Derived from the Fonts sheet.

Also used to fill out nasin sitelen Linku.

Some fonts exist which are recorded here but are not distributed in nasin sitelen Linku or in ilo Linku; this is generally due to licensing conflicts, as we can only distribute fonts with licenses allowing us to do so. Commonly applicable fonts include OFL (Open Font License) and variations of CC (Creative Commons).

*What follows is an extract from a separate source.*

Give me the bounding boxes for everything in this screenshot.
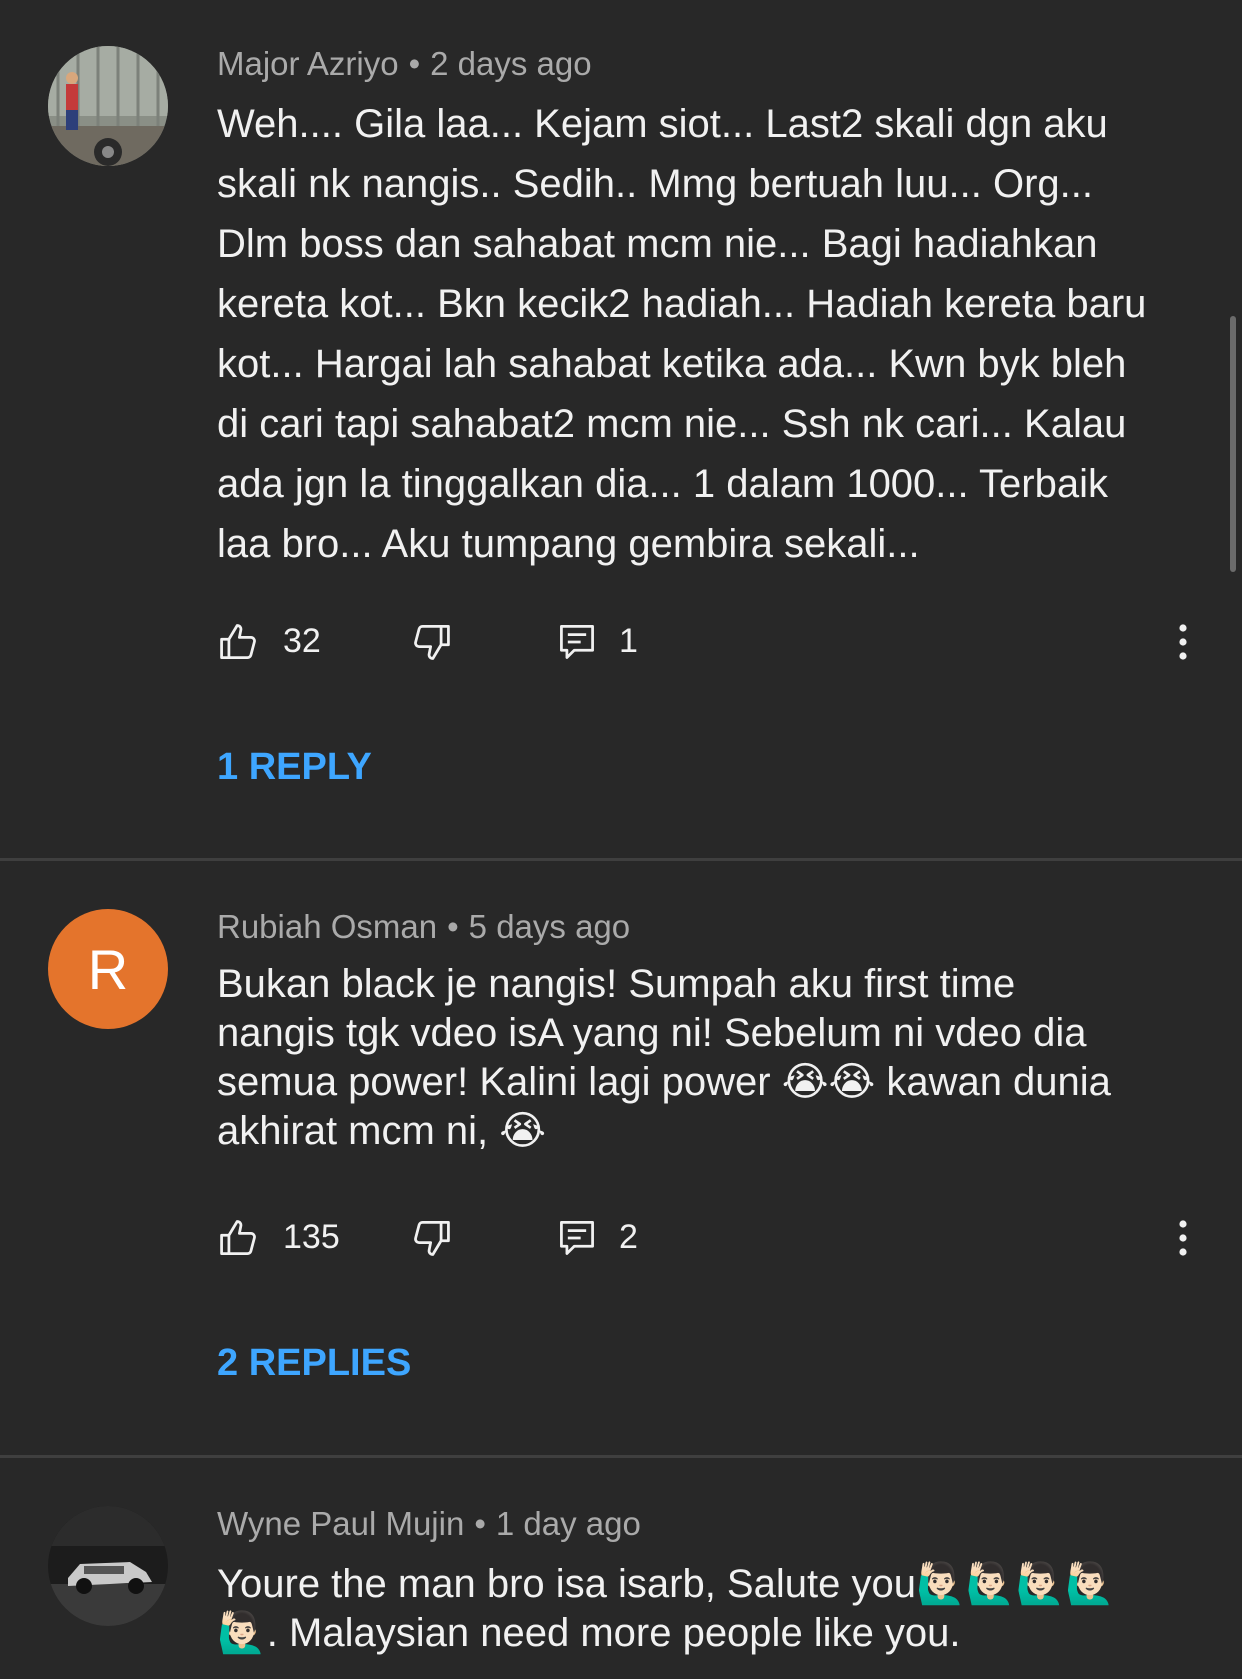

See also, license IDs according to SPDX

[font_name]:
  name_short: The name of the font. Usually the same as [font_name], but not always.
  writing_system: The writing system of the font (alphabet, syllabary, sitelen pona, sitelen sitelen, ...)
  links:
    fontfile: A direct download link for the font. Usually downloadable without authentication.
    repo: The repository of the font on github or gitlab.
    webpage: The homepage of the font.
  creator: The name(s) of the font creator(s). TODO- Inconsistently split by `/` and `&`.
  license: The code of the license according to SPDX.
  version: Version number of the font as provided by the author(s). NOT GLOBALLY CONSISTENT.
  last_updated: The last time the font file was updated in nasin sitelen Linku. YYYY-MM format.
  filename: The name of the file in nasin sitelen Linku. Provided even if license is incompatible.
  style: One word description of font appearance.
  features: Human-readable list of capabilities of the font (supported glyphs, UCSUR support, combining glyphs, etc).